After an especially long and cold winter, many people were happy to see the re-emergence of the sun and the tentative heat that came with it. However, if the rise in temperature continues it will bring with it a rise in pollen counts.
Pollen expert Dr Jean Emberlin claims, 'if we get prolonged periods of warm, dry weather with intervals of some wet weather between, which helps the grass to keep growing, we will experience a lot of high grass pollen counts…Grass is the main culprit pollen for hayfever in the UK.
"As summers become warmer more photochemical smog's will occur on dry days resulting in an increased frequency of days with high concentrations of ozone, NOx and other pollutants that will make symptoms worse, and that will make people more susceptible to allergens."
Recent studies have shown that grass begins to pollinate toward the end of April and whilst its peak months tend to be June and July, it will continue to pollinate until late September. Already a main culprit of setting off hay fever, grass is also more of a problem as it is everywhere: parks, farms and even gardens.

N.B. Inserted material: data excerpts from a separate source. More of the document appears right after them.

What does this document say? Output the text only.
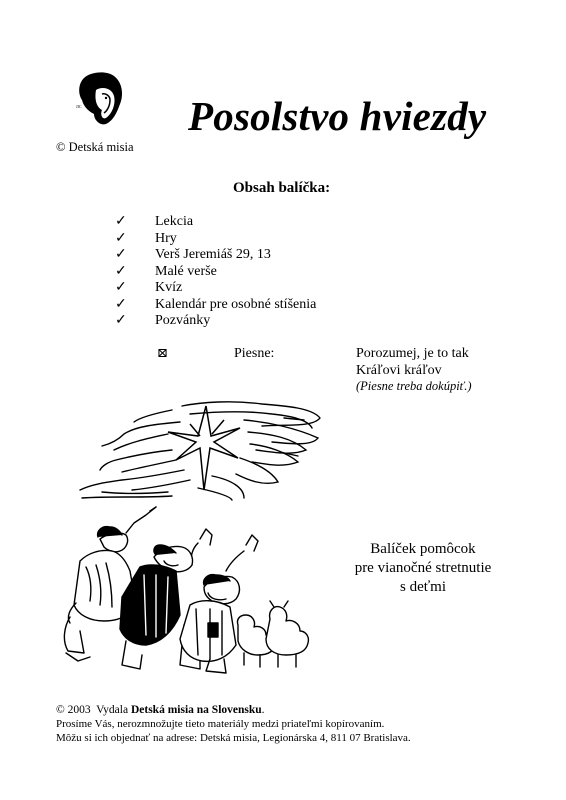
JIC
© Detská misia
Posolstvo hviezdy
Obsah balíčka:
✓ Lekcia
✓ Hry
✓ Verš Jeremiáš 29, 13
✓ Malé verše
✓ Kvíz
✓ Kalendár pre osobné stíšenia
✓ Pozvánky
⊠	Piesne:	Porozumej, je to tak
Kráľovi kráľov
(Piesne treba dokúpiť.)
Balíček pomôcok
pre vianočné stretnutie
s deťmi
© 2003  Vydala Detská misia na Slovensku.
Prosíme Vás, nerozmnožujte tieto materiály medzi priateľmi kopírovaním.
Môžu si ich objednať na adrese: Detská misia, Legionárska 4, 811 07 Bratislava.
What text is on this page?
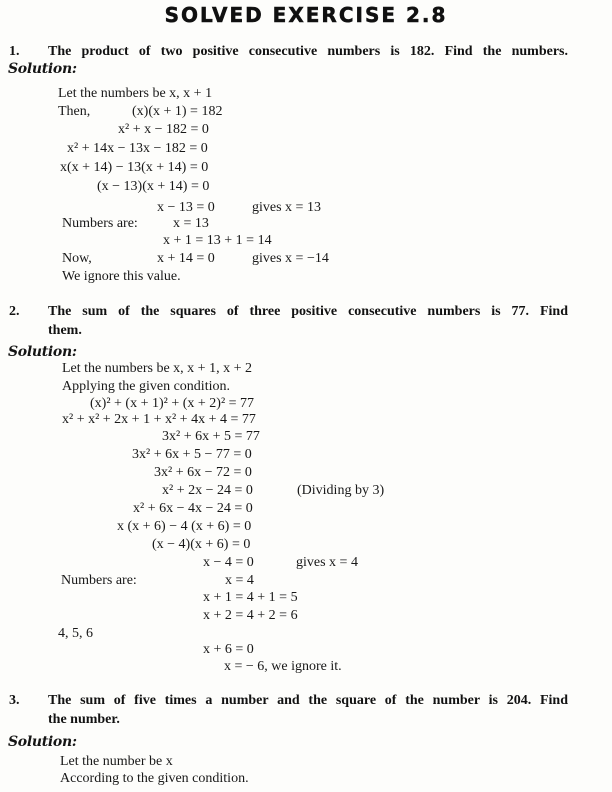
SOLVED EXERCISE 2.8
1. The product of two positive consecutive numbers is 182. Find the numbers.
Solution:
Let the numbers be x, x + 1
Then,	(x)(x + 1) = 182
x² + x − 182 = 0
x² + 14x − 13x − 182 = 0
x(x + 14) − 13(x + 14) = 0
(x − 13)(x + 14) = 0
x − 13 = 0	gives x = 13
Numbers are:	x = 13
x + 1 = 13 + 1 = 14
Now,	x + 14 = 0	gives x = −14
We ignore this value.
2. The sum of the squares of three positive consecutive numbers is 77. Find
them.
Solution:
Let the numbers be x, x + 1, x + 2
Applying the given condition.
(x)² + (x + 1)² + (x + 2)² = 77
x² + x² + 2x + 1 + x² + 4x + 4 = 77
3x² + 6x + 5 = 77
3x² + 6x + 5 − 77 = 0
3x² + 6x − 72 = 0
x² + 2x − 24 = 0	(Dividing by 3)
x² + 6x − 4x − 24 = 0
x (x + 6) − 4 (x + 6) = 0
(x − 4)(x + 6) = 0
x − 4 = 0	gives x = 4
Numbers are:	x = 4
x + 1 = 4 + 1 = 5
x + 2 = 4 + 2 = 6
4, 5, 6
x + 6 = 0
x = − 6, we ignore it.
3. The sum of five times a number and the square of the number is 204. Find
the number.
Solution:
Let the number be x
According to the given condition.
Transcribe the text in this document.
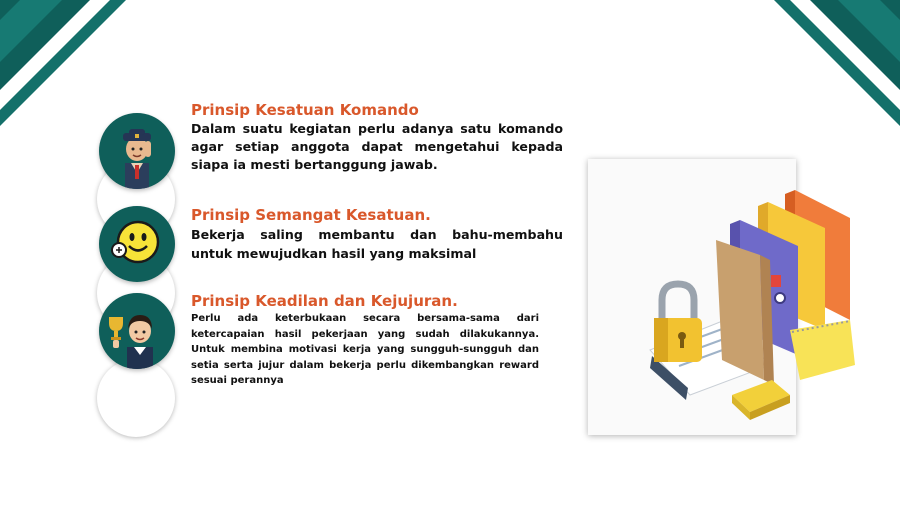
Prinsip Kesatuan Komando

Dalam suatu kegiatan perlu adanya satu komando agar setiap anggota dapat mengetahui kepada siapa ia mesti bertanggung jawab.

Prinsip Semangat Kesatuan.

Bekerja saling membantu dan bahu-membahu untuk mewujudkan hasil yang maksimal

Prinsip Keadilan dan Kejujuran.

Perlu ada keterbukaan secara bersama-sama dari ketercapaian hasil pekerjaan yang sudah dilakukannya. Untuk membina motivasi kerja yang sungguh-sungguh dan setia serta jujur dalam bekerja perlu dikembangkan reward sesuai perannya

Londonstone, paving specialists, reflect on the news: "The predicted rise in new hay fever sufferers this year is quite startling; unfortunately the constant itchy, runny eyes, blocked noses and sore throats will mar the summer sun for a lot of people.
"Hay fever remedies will often only work to an extent for people, but they should be able to spend their summer days in their own back gardens without being too affected. It is becoming more and more common these days for people to have not just portions but also the whole of their garden paved. It is a great way of maintaining an attractive garden that does not need much attention and being able to avoid inevitable annoyance and discomfort of grass and plants."